Sinjai Bertaruh Strategi dan Gengsi di Turnamen Domino Wajo

SINJAI, kosongsatunews.com — Pagi masih muda ketika rombongan atlet domino Kabupaten Sinjai bergerak meninggalkan ibu kota kabupaten, Sabtu, 9 Mei 2026. Tidak ada seremoni besar. Tak pula iring-iringan meriah. Hanya deretan kendaraan yang membawa 42 pasang atlet menuju Kabupaten Wajo untuk mengikuti Turnamen Domino SMS Cup 1. Namun dari perjalanan itu, tersimpan satu hal yang lebih besar dari sekadar permainan kartu: gengsi daerah dan semangat solidaritas komunitas domino Sinjai.

Rombongan dipimpin langsung Ketua Perkumpulan Olahraga Domino Indonesia Kabupaten Sinjai, A. Ikramullah. Kehadirannya menandai keseriusan organisasi itu dalam membangun olahraga domino sebagai arena kompetisi yang semakin terstruktur. Di tengah berkembangnya komunitas domino di Sulawesi Selatan, turnamen-turnamen seperti ini perlahan menjelma ruang adu strategi sekaligus ajang pembuktian kemampuan daerah.

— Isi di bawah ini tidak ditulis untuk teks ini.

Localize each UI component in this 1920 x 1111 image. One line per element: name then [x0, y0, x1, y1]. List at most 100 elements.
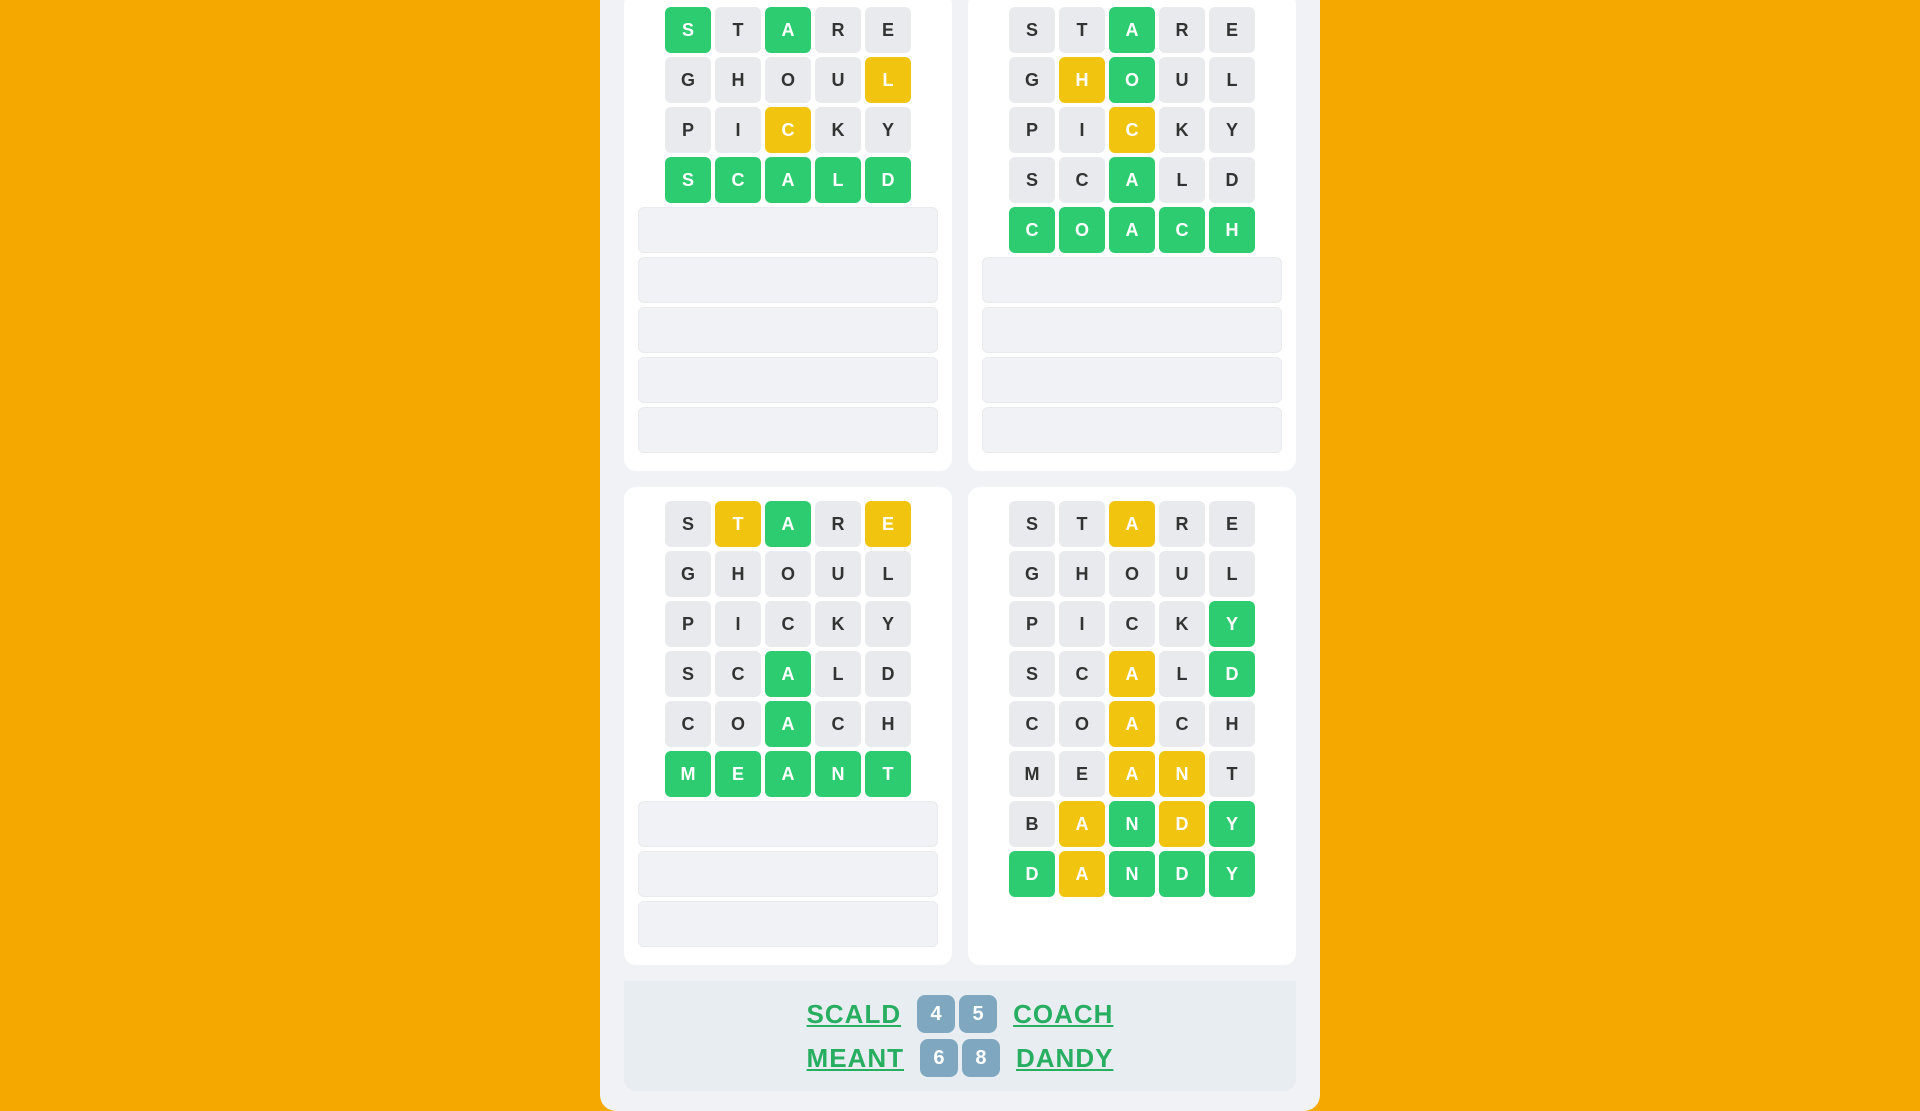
grid-bottom-right: S T A R E G H O U L P I C K Y S — [968, 487, 1296, 965]
cell: L — [1209, 551, 1255, 597]
cell: C — [715, 157, 761, 203]
cell: L — [815, 651, 861, 697]
cell: O — [1059, 207, 1105, 253]
cell: P — [665, 107, 711, 153]
cell: U — [1159, 551, 1205, 597]
cell: A — [1059, 851, 1105, 897]
cell: U — [815, 57, 861, 103]
cell: T — [1059, 7, 1105, 53]
cell: E — [715, 751, 761, 797]
row-4: S C A L D — [982, 651, 1282, 697]
cell: C — [765, 107, 811, 153]
cell: T — [1209, 751, 1255, 797]
cell: S — [1009, 501, 1055, 547]
score-badge-6: 6 — [920, 1039, 958, 1077]
grid-top-left: S T A R E G H O U L P I C K Y S — [624, 0, 952, 471]
cell: T — [865, 751, 911, 797]
cell: E — [1209, 7, 1255, 53]
row-3: P I C K Y — [982, 107, 1282, 153]
cell: D — [1009, 851, 1055, 897]
cell: L — [865, 551, 911, 597]
grid-bottom-left: S T A R E G H O U L P I C K Y S — [624, 487, 952, 965]
cell: P — [1009, 601, 1055, 647]
cell: O — [765, 57, 811, 103]
row-2: G H O U L — [638, 551, 938, 597]
cell: H — [1059, 57, 1105, 103]
cell: C — [1059, 651, 1105, 697]
cell: A — [765, 651, 811, 697]
cell: L — [865, 57, 911, 103]
empty-row — [638, 407, 938, 453]
cell: C — [1159, 207, 1205, 253]
cell: H — [1209, 207, 1255, 253]
footer-word-scald[interactable]: SCALD — [807, 999, 902, 1030]
cell: C — [665, 701, 711, 747]
cell: C — [1009, 207, 1055, 253]
cell: U — [815, 551, 861, 597]
row-3: P I C K Y — [638, 601, 938, 647]
row-1: S T A R E — [638, 501, 938, 547]
cell: R — [815, 7, 861, 53]
cell: A — [1059, 801, 1105, 847]
row-6: M E A N T — [638, 751, 938, 797]
cell: K — [815, 601, 861, 647]
cell: N — [1159, 751, 1205, 797]
cell: C — [1109, 107, 1155, 153]
row-3: P I C K Y — [638, 107, 938, 153]
empty-row — [638, 851, 938, 897]
cell: K — [815, 107, 861, 153]
cell: R — [815, 501, 861, 547]
cell: D — [1159, 851, 1205, 897]
cell: Y — [1209, 801, 1255, 847]
footer-word-coach[interactable]: COACH — [1013, 999, 1113, 1030]
empty-row — [982, 357, 1282, 403]
cell: D — [865, 651, 911, 697]
cell: A — [1109, 701, 1155, 747]
cell: Y — [1209, 601, 1255, 647]
cell: A — [765, 751, 811, 797]
cell: A — [1109, 501, 1155, 547]
row-4: S C A L D — [638, 157, 938, 203]
cell: E — [1059, 751, 1105, 797]
cell: O — [715, 701, 761, 747]
footer-row-1: SCALD 4 5 COACH — [807, 995, 1114, 1033]
empty-row — [638, 207, 938, 253]
empty-row — [638, 307, 938, 353]
footer-word-meant[interactable]: MEANT — [807, 1043, 904, 1074]
footer-word-dandy[interactable]: DANDY — [1016, 1043, 1113, 1074]
cell: K — [1159, 107, 1205, 153]
cell: S — [665, 501, 711, 547]
cell: B — [1009, 801, 1055, 847]
cell: E — [865, 501, 911, 547]
cell: D — [865, 157, 911, 203]
cell: O — [1109, 551, 1155, 597]
cell: H — [865, 701, 911, 747]
cell: N — [815, 751, 861, 797]
cell: M — [1009, 751, 1055, 797]
cell: C — [715, 651, 761, 697]
row-1: S T A R E — [982, 501, 1282, 547]
cell: I — [1059, 107, 1105, 153]
cell: A — [765, 501, 811, 547]
row-1: S T A R E — [982, 7, 1282, 53]
cell: P — [665, 601, 711, 647]
empty-row — [982, 307, 1282, 353]
cell: G — [1009, 551, 1055, 597]
cell: G — [665, 57, 711, 103]
cell: A — [1109, 7, 1155, 53]
cell: O — [765, 551, 811, 597]
cell: L — [1209, 57, 1255, 103]
cell: A — [765, 7, 811, 53]
cell: C — [1059, 157, 1105, 203]
row-4: S C A L D — [638, 651, 938, 697]
row-5: C O A C H — [638, 701, 938, 747]
row-2: G H O U L — [982, 551, 1282, 597]
cell: A — [1109, 157, 1155, 203]
cell: L — [1159, 157, 1205, 203]
cell: C — [1159, 701, 1205, 747]
cell: S — [1009, 157, 1055, 203]
row-1: S T A R E — [638, 7, 938, 53]
cell: A — [765, 157, 811, 203]
row-8: D A N D Y — [982, 851, 1282, 897]
cell: Y — [1209, 851, 1255, 897]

Turut dalam rombongan, Arman, Ketua Gardu Lajange Sinjai Selatan, bersama sejumlah pasangan pemain dari gardunya. Kehadiran komunitas seperti Gardu Lajange menunjukkan bahwa kekuatan domino Sinjai tidak hanya bertumpu pada nama besar organisasi, tetapi juga lahir dari warung kopi hingga komunitas-komunitas kecil yang selama ini menjaga tradisi permainan domino tetap hidup di tengah masyarakat.

Bagi sebagian orang, domino mungkin sekadar hiburan pengisi waktu. Tetapi di Sulawesi Selatan, permainan ini memiliki ruang sosial yang jauh lebih dalam. Ia menjadi medium pergaulan, adu kecermatan membaca lawan, hingga arena membangun solidaritas antarkomunitas. Tidak mengherankan jika turnamen domino kini mulai dikemas lebih profesional dan mampu menarik peserta lintas daerah.

Rombongan Sinjai dijadwalkan tampil pada sesi kedua di hari yang sama. Di atas meja pertandingan nanti, yang dipertaruhkan bukan hanya kemenangan pasangan pemain. Ada nama daerah yang ikut dibawa. Ada semangat kebersamaan yang hendak dijaga. Dan seperti lazimnya permainan domino, kemenangan sering kali bukan hanya soal kartu yang bagus, melainkan ketenangan membaca situasi dan kecermatan mengambil langkah.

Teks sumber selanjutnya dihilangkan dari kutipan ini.